Congo-Kinshasa: Augmentation du taux des taxes sur le numéro import-export - Jean-Lucien Bussa se saisit du dossier

Le ministre congolais du Commerce extérieur, Jean-Lucien Bussa, et le président de la Fédération des Entreprises du Congo, ont échangé ce mercredi 4 mars 2020, autour des arrêtés interministériels fixant le taux de taxes sur le numéro import-export.

Le constat démontre à ce niveau que ces arrêtés pris par les ministres des Finances et du Commerce extérieur affichent une augmentation exponentielle du taux des taxes à l'import-export. "Nous sommes venus voir le ministre et il a été très attentif à nos revendications. Il a mis en place une commission qui va travailler pendant 48 heures pour qu'une solution soit trouvée d'ici vendredi", a laissé entendre M. Bonenge au sortir de la séance de travail.

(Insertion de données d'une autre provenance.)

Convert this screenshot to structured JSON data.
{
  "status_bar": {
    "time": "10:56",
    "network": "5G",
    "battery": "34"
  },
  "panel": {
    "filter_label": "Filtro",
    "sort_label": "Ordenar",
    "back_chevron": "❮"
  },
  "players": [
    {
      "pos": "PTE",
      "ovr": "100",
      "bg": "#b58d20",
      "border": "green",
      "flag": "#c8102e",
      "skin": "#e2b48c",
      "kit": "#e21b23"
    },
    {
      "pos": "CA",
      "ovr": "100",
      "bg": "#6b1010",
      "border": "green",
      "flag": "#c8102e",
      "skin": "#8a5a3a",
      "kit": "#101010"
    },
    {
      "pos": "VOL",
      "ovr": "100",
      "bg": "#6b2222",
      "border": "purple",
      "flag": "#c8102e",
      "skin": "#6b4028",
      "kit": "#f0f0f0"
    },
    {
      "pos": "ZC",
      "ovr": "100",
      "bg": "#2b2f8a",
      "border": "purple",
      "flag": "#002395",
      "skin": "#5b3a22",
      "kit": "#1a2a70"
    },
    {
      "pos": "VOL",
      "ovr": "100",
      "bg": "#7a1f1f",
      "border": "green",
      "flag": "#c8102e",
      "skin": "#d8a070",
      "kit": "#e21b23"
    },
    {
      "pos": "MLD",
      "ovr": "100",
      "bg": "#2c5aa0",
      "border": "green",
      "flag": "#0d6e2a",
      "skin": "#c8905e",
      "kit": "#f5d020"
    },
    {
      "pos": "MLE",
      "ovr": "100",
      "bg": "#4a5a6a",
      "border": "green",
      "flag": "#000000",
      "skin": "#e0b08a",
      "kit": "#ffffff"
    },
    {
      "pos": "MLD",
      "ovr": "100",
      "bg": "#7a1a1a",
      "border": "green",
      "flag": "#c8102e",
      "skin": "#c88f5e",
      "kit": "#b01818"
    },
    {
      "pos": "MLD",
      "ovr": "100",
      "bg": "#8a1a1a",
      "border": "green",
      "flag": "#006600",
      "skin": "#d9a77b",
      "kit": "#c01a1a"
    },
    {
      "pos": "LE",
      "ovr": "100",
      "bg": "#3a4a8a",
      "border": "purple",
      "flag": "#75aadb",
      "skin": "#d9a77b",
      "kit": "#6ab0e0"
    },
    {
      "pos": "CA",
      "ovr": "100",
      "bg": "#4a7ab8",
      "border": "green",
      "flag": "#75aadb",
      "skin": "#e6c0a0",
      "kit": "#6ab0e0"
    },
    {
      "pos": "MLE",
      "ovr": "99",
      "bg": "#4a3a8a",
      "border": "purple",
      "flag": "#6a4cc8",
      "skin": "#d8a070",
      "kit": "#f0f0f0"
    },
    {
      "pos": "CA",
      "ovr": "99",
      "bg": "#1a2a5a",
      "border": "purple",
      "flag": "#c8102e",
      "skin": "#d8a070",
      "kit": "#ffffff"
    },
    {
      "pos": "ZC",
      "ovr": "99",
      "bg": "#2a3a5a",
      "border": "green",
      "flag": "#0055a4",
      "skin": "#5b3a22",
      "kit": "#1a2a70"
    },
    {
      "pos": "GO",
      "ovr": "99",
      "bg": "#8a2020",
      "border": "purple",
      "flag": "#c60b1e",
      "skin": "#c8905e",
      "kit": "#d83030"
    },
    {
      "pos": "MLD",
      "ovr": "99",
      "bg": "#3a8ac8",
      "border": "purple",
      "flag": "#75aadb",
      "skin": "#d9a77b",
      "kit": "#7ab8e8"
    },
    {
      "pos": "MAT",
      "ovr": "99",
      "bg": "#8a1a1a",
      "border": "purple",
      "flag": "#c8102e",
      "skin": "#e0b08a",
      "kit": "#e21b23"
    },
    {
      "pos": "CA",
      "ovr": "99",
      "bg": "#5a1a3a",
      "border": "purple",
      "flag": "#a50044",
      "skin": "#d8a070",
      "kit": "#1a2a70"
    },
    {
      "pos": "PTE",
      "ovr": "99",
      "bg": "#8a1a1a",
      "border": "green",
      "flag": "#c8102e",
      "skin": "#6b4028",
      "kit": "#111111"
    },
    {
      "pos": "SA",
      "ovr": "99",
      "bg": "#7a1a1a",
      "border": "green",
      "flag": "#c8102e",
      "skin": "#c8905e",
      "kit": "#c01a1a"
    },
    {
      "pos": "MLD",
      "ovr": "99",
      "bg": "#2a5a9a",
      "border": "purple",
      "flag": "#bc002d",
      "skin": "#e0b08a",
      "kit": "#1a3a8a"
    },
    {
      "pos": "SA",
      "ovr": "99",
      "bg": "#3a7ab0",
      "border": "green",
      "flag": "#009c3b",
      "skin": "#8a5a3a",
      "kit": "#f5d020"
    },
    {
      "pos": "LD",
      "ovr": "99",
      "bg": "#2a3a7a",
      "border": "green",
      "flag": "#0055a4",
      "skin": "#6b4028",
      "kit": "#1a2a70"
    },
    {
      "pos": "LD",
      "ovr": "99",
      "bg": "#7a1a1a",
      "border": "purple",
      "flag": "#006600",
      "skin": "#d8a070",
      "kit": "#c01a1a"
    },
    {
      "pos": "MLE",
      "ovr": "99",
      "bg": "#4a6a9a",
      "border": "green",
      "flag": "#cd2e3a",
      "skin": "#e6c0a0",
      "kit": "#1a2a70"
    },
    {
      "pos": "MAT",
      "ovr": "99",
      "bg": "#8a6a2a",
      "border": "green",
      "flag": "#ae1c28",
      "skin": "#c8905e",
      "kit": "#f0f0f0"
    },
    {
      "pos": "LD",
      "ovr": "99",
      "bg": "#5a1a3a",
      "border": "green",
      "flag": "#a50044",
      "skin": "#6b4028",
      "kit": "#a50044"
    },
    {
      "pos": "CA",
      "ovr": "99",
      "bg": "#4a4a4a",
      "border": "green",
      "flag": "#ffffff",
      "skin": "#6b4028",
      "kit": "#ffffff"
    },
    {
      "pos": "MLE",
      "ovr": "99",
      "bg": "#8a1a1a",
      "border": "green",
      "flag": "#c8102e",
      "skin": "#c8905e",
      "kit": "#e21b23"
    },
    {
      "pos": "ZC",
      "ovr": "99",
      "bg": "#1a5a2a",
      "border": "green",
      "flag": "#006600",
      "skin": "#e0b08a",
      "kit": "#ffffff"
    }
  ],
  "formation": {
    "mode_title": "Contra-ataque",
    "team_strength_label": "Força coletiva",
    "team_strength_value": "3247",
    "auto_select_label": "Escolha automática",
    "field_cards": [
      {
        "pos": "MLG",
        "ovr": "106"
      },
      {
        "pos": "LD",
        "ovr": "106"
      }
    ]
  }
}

La difficulté du ministre du commerce extérieur, a-t-il soulevé, c'est qu'il a une assignation budgétaire par la loi de finances 2020. Et donc, il doit également présenter ce dossier au niveau du Conseil des ministres. Pour M. Bonenge, il est question de trouver urgemment un modus operandi pour que l'Etat et les opérateurs économiques puissent trouver leur compte, chacun en ce qui le concerne.

En réalité, cette augmentation a fait que pour des personnes physiques, le paiement des taxes à l'import-export a grimpé de 45 à 150 dollars américains.Cependant, le vrai problème réside autour des personnes morales, c'est-à-dire, les sociétés qui existent. A ce niveau, il y a une augmentation de 2650%. L'on est passé de 75 à 2.000 dollars américains par an. Ce qui tue pratiquement l'économie, estime la FEC.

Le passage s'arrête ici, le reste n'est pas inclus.